С исхудалого лица на боярина глядели всё те же пронзительно-проницательные глаза.
— Беда случилась, владыка!
— Какая же? Неужели Жигимонт к дьяволу отправился?
Почувствовав насмешку, Мстиславский насупился, однако вспомнил угрозы Гонсевского и, пересилив себя, повторил, как втолковывал ему Андронов:
— Ляпунова Ивана Заруцкий извёл.
Патриарх закрыл глаза, чтобы сдержать боль, и перекрестился. По впалой щеке поползла тяжёлая слеза.
— Неужто настала для России погибель?
Мстиславский взахлёб продолжал:
— А извёл он его, чтобы на царство Московское Маринкиного сына посадить. Отпиши, владыка, в города, чтобы ему не помогали в том!
Гермоген снова открыл глаза, посмотрел сурово:
— А тебе-то какая прибыль в том? Небось всё едино: что литву на трон посадить, что казаков?
— Жигимонту я больше не верю! — всхлипнул Мстиславский.
— А коль все города земли нашей нового русского государя изберут, будешь ему служить?
— Клянусь! — Мстиславский истово перекрестился.

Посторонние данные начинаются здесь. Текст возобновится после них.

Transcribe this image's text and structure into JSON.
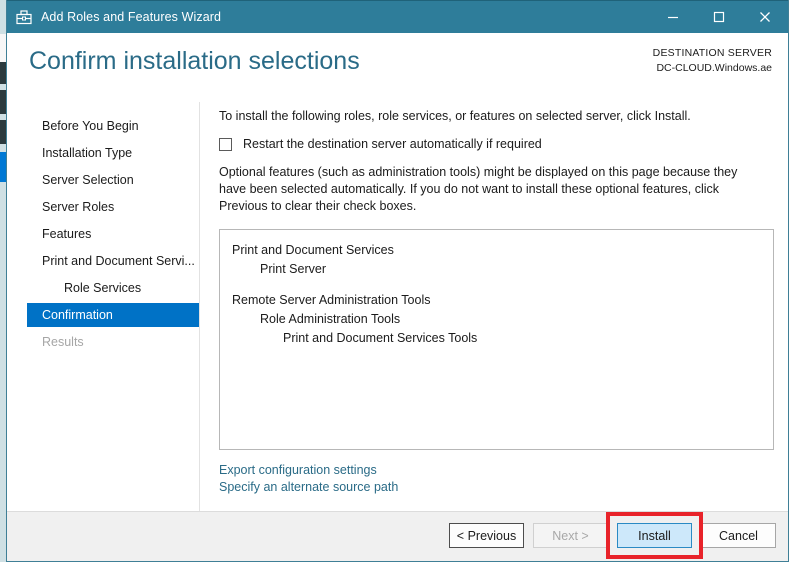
{
  "window": {
    "title": "Add Roles and Features Wizard",
    "icon": "wizard-toolbox-icon",
    "controls": {
      "minimize": "minimize-icon",
      "maximize": "maximize-icon",
      "close": "close-icon"
    },
    "titlebar_color": "#2e7d9a"
  },
  "header": {
    "page_title": "Confirm installation selections",
    "destination_label": "DESTINATION SERVER",
    "destination_server": "DC-CLOUD.Windows.ae",
    "title_color": "#2a6b87"
  },
  "sidebar": {
    "items": [
      {
        "label": "Before You Begin",
        "state": "normal",
        "indent": 0
      },
      {
        "label": "Installation Type",
        "state": "normal",
        "indent": 0
      },
      {
        "label": "Server Selection",
        "state": "normal",
        "indent": 0
      },
      {
        "label": "Server Roles",
        "state": "normal",
        "indent": 0
      },
      {
        "label": "Features",
        "state": "normal",
        "indent": 0
      },
      {
        "label": "Print and Document Servi...",
        "state": "normal",
        "indent": 0
      },
      {
        "label": "Role Services",
        "state": "normal",
        "indent": 1
      },
      {
        "label": "Confirmation",
        "state": "selected",
        "indent": 0
      },
      {
        "label": "Results",
        "state": "disabled",
        "indent": 0
      }
    ],
    "selected_color": "#0072c6"
  },
  "content": {
    "intro_text": "To install the following roles, role services, or features on selected server, click Install.",
    "restart_checkbox_label": "Restart the destination server automatically if required",
    "restart_checkbox_checked": false,
    "optional_text": "Optional features (such as administration tools) might be displayed on this page because they have been selected automatically. If you do not want to install these optional features, click Previous to clear their check boxes.",
    "selections": [
      {
        "label": "Print and Document Services",
        "level": 0,
        "gap_before": false
      },
      {
        "label": "Print Server",
        "level": 1,
        "gap_before": false
      },
      {
        "label": "Remote Server Administration Tools",
        "level": 0,
        "gap_before": true
      },
      {
        "label": "Role Administration Tools",
        "level": 1,
        "gap_before": false
      },
      {
        "label": "Print and Document Services Tools",
        "level": 2,
        "gap_before": false
      }
    ],
    "links": [
      {
        "label": "Export configuration settings"
      },
      {
        "label": "Specify an alternate source path"
      }
    ],
    "link_color": "#2a6b87"
  },
  "footer": {
    "buttons": [
      {
        "label": "< Previous",
        "style": "default"
      },
      {
        "label": "Next >",
        "style": "disabled"
      },
      {
        "label": "Install",
        "style": "primary",
        "highlighted": true
      },
      {
        "label": "Cancel",
        "style": "normal"
      }
    ],
    "highlight_color": "#e8232a",
    "primary_fill": "#cde8fa"
  }
}
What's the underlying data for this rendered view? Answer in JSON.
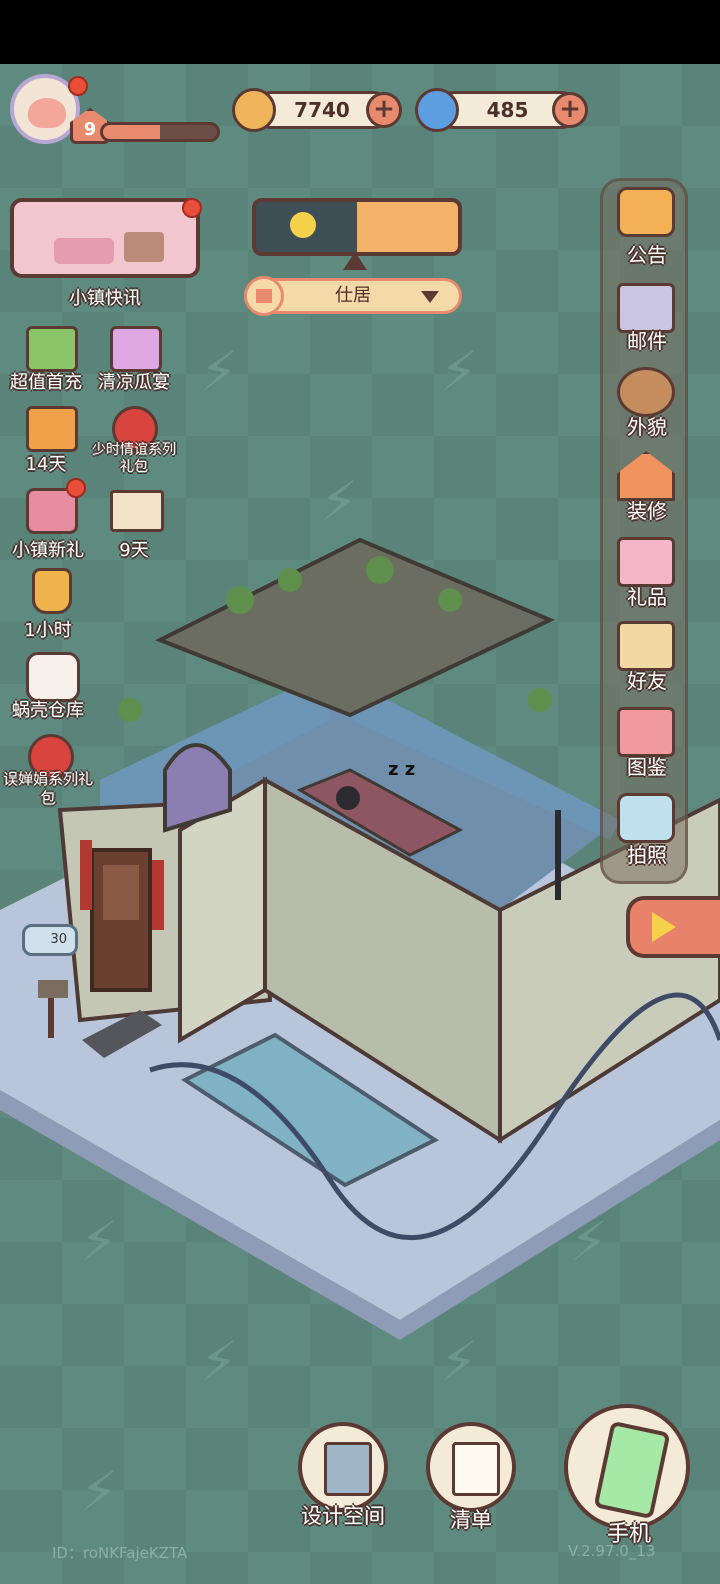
{
  "player": {
    "level": "9",
    "exp_fraction": 0.5
  },
  "currency": {
    "coins": "7740",
    "gems": "485"
  },
  "news": {
    "label": "小镇快讯"
  },
  "room": {
    "name": "仕居"
  },
  "left_events": [
    {
      "label": "超值首充"
    },
    {
      "label": "清凉瓜宴"
    },
    {
      "label": "14天"
    },
    {
      "label": "少时情谊系列礼包"
    },
    {
      "label": "小镇新礼"
    },
    {
      "label": "9天"
    },
    {
      "label": "1小时"
    },
    {
      "label": "蜗壳仓库"
    },
    {
      "label": "误婵娟系列礼包"
    }
  ],
  "right_menu": [
    {
      "label": "公告"
    },
    {
      "label": "邮件"
    },
    {
      "label": "外貌"
    },
    {
      "label": "装修"
    },
    {
      "label": "礼品"
    },
    {
      "label": "好友"
    },
    {
      "label": "图鉴"
    },
    {
      "label": "拍照"
    }
  ],
  "mailbox": {
    "count": "30"
  },
  "bottom": {
    "design": "设计空间",
    "list": "清单",
    "phone": "手机"
  },
  "footer": {
    "id": "ID：roNKFajeKZTA",
    "version": "V.2.97.0_13"
  },
  "colors": {
    "outline": "#5b3a34",
    "accent": "#e88a6d",
    "red_dot": "#e84f3a"
  }
}
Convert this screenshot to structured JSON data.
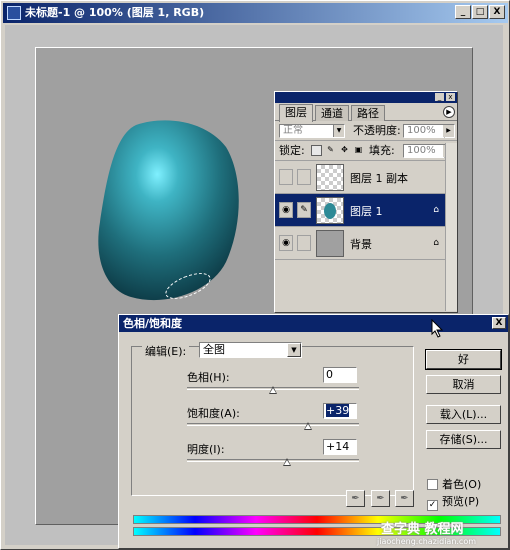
{
  "window": {
    "title": "未标题-1 @ 100% (图层 1, RGB)",
    "min": "_",
    "max": "□",
    "close": "X"
  },
  "layers_panel": {
    "tabs": [
      "图层",
      "通道",
      "路径"
    ],
    "blend_mode": "正常",
    "opacity_label": "不透明度:",
    "opacity_value": "100%",
    "lock_label": "锁定:",
    "fill_label": "填充:",
    "fill_value": "100%",
    "layers": [
      {
        "name": "图层 1 副本",
        "visible": false,
        "selected": false
      },
      {
        "name": "图层 1",
        "visible": true,
        "selected": true
      },
      {
        "name": "背景",
        "visible": true,
        "selected": false
      }
    ]
  },
  "dialog": {
    "title": "色相/饱和度",
    "edit_label": "编辑(E):",
    "edit_value": "全图",
    "hue_label": "色相(H):",
    "hue_value": "0",
    "saturation_label": "饱和度(A):",
    "saturation_value": "+39",
    "lightness_label": "明度(I):",
    "lightness_value": "+14",
    "ok": "好",
    "cancel": "取消",
    "load": "载入(L)...",
    "save": "存储(S)...",
    "colorize": "着色(O)",
    "preview": "预览(P)",
    "colorize_checked": false,
    "preview_checked": true
  },
  "watermark": {
    "line1": "查字典 教程网",
    "line2": "jiaocheng.chazidian.com"
  },
  "colors": {
    "title_blue": "#0a246a",
    "blob_teal": "#2e8a96"
  }
}
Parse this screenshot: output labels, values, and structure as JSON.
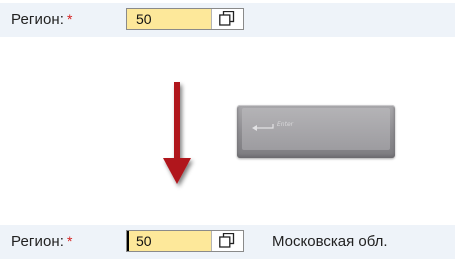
{
  "before": {
    "label": "Регион:",
    "required_mark": "*",
    "input_value": "50",
    "help_icon": "value-help-icon"
  },
  "key": {
    "label": "Enter",
    "icon": "enter-key-arrow-icon"
  },
  "after": {
    "label": "Регион:",
    "required_mark": "*",
    "input_value": "50",
    "help_icon": "value-help-icon",
    "description": "Московская обл."
  },
  "colors": {
    "row_background": "#eef3f9",
    "input_background": "#fde89a",
    "required": "#d42020",
    "arrow": "#b0141c"
  }
}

— Ладно, зови моего служку, — произнёс Гермоген и неожиданно живо сел на лавку.
...25 августа в Нижний Новгород тайный гонец доставил последнюю грамоту Гермогена. В ней был твёрдый наказ скорей отписать в Казань к митрополиту, чтобы писал в полки под Москву к боярам и казацкому войску учительскую грамоту, дабы они стояли крепко в вере и боярам бы и атаманам говорили бесстрашно, чтобы отнюдь на царство проклятого Маринкина сына не сажали.
«И на Вологду ко властям пишите, и к Рязанскому владыке пишите, — говорилось в грамоте Гермогена, — чтобы отовсюду писали в полки к боярам и атаманью, что отнюдь Маринкин на царство не надобен: проклят от Св. собора и от нас».
Далее патриарх приказывал им все те грамоты собрать к себе в Нижний и прислать в полки к боярам и атаманью, а прислать с прежними же бесстрашными людьми Родионом Мосеевым и Ратманом Пахомовым, которым в полках говорить бесстрашно, что проклятый отнюдь не надобен.
«А хотя буде и постраждете, — заключал святитель, — и вас в том Бог простит и разрешит в этом веке и в будущем. А в города для грамот посылать их же, а велеть им говорить моим словом».
Тридцатого сентября из Нижнего грамота пошла в Казань, казанцы переслали её в Пермь, а оттуда по всем городам. Единодушно было решено «быть всем вместе в совете и в соединенье, за государство стоять, новых начальств в города не пускать, казаков в города не пускать; если станут они выбирать государя, не сослався со всею землёю, того государя не принимать».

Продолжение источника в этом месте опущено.